Aberrant expression of E-cadherin and beta-catenin proteins in placenta of bovine embryos derived from somatic cell nuclear transfer
MetadataShow full item record
Abnormal placental development is common in the bovine somatic cell nuclear transfer (SCNT)-derived fetus. In the present study, we characterised the expression of E-cadherin and beta-catenin, structural proteins of adherens junctions, in SCNT gestations as a model for impaired placentation.
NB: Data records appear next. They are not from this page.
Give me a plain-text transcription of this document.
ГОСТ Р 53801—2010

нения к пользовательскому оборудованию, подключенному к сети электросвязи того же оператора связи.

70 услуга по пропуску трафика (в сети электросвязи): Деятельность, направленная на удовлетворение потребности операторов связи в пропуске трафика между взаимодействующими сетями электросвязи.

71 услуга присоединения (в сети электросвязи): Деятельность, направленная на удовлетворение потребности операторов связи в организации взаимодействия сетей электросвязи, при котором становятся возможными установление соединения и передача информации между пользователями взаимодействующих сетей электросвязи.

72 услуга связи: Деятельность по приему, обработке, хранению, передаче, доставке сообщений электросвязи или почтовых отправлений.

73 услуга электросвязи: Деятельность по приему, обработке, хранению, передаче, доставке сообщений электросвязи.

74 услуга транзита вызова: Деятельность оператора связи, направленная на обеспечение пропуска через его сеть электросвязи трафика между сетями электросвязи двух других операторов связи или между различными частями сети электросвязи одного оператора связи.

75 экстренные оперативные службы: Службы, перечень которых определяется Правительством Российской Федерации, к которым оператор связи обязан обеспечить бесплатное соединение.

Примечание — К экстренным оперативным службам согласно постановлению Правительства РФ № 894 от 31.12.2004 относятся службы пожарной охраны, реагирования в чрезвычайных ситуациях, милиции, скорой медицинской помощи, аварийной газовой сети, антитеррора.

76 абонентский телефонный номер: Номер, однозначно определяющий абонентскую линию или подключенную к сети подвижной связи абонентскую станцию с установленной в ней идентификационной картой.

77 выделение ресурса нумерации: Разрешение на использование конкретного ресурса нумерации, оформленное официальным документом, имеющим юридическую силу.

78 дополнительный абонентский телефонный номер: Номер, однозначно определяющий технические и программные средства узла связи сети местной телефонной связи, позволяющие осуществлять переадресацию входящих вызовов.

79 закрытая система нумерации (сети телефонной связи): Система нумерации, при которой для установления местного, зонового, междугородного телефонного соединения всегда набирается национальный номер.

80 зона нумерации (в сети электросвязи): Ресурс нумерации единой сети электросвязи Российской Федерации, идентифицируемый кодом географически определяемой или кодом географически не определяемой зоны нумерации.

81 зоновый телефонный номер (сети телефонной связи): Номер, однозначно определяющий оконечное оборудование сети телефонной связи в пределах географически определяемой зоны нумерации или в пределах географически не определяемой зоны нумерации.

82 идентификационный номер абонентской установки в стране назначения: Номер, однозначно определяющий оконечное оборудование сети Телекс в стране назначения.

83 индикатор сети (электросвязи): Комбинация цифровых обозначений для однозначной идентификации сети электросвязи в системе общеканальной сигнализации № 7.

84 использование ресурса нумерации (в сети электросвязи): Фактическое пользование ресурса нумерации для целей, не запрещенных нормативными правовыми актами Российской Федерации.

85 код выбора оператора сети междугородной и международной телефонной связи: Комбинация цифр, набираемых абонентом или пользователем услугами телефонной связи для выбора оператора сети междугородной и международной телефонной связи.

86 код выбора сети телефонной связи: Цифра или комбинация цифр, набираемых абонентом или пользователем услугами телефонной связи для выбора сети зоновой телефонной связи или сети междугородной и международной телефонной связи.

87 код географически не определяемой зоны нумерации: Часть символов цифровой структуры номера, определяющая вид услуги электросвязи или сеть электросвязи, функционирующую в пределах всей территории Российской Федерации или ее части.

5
Cotyledonary tissues were separated from pregnant uteri of SCNT (n - 6) and control pregnancies (n - 8) obtained by artificial insemination. Samples were analysed by western blot, quantitative RT-PCR (qRT-PCR) and immunohistochemistry. Bovine trophectoderm cell lines derived from SCNT and control embryos were analysed to compare with the in utero condition. Although no differences in E-cadherin or beta-catenin mRNA abundance were observed in fetal tissues between the two groups, proteins encoded by these genes were markedly under-expressed in SCNT trophoblast cells. Immunohistochemistry revealed a different pattern of E-cadherin and total beta-catenin localisation in SCNT placentas compared with controls. No difference was observed in subcellular localisation of dephosphorylated active-beta-catenin protein in SCNT tissues compared with controls. However, qRT-PCR confirmed that the wingless (WNT)/beta-catenin signalling pathway target genes CCND1, CLDN1 and MSX1 were downregulated in SCNT placentas. No differences were detected between two groups of bovine trophectoderm cell lines. Our results suggest that impaired expression of E-cadherin and beta-catenin proteins, along with defective beta-catenin signalling during embryo attachment, specifically during placentation, is a molecular mechanism explaining insufficient placentation in the bovine SCNT-derived fetus.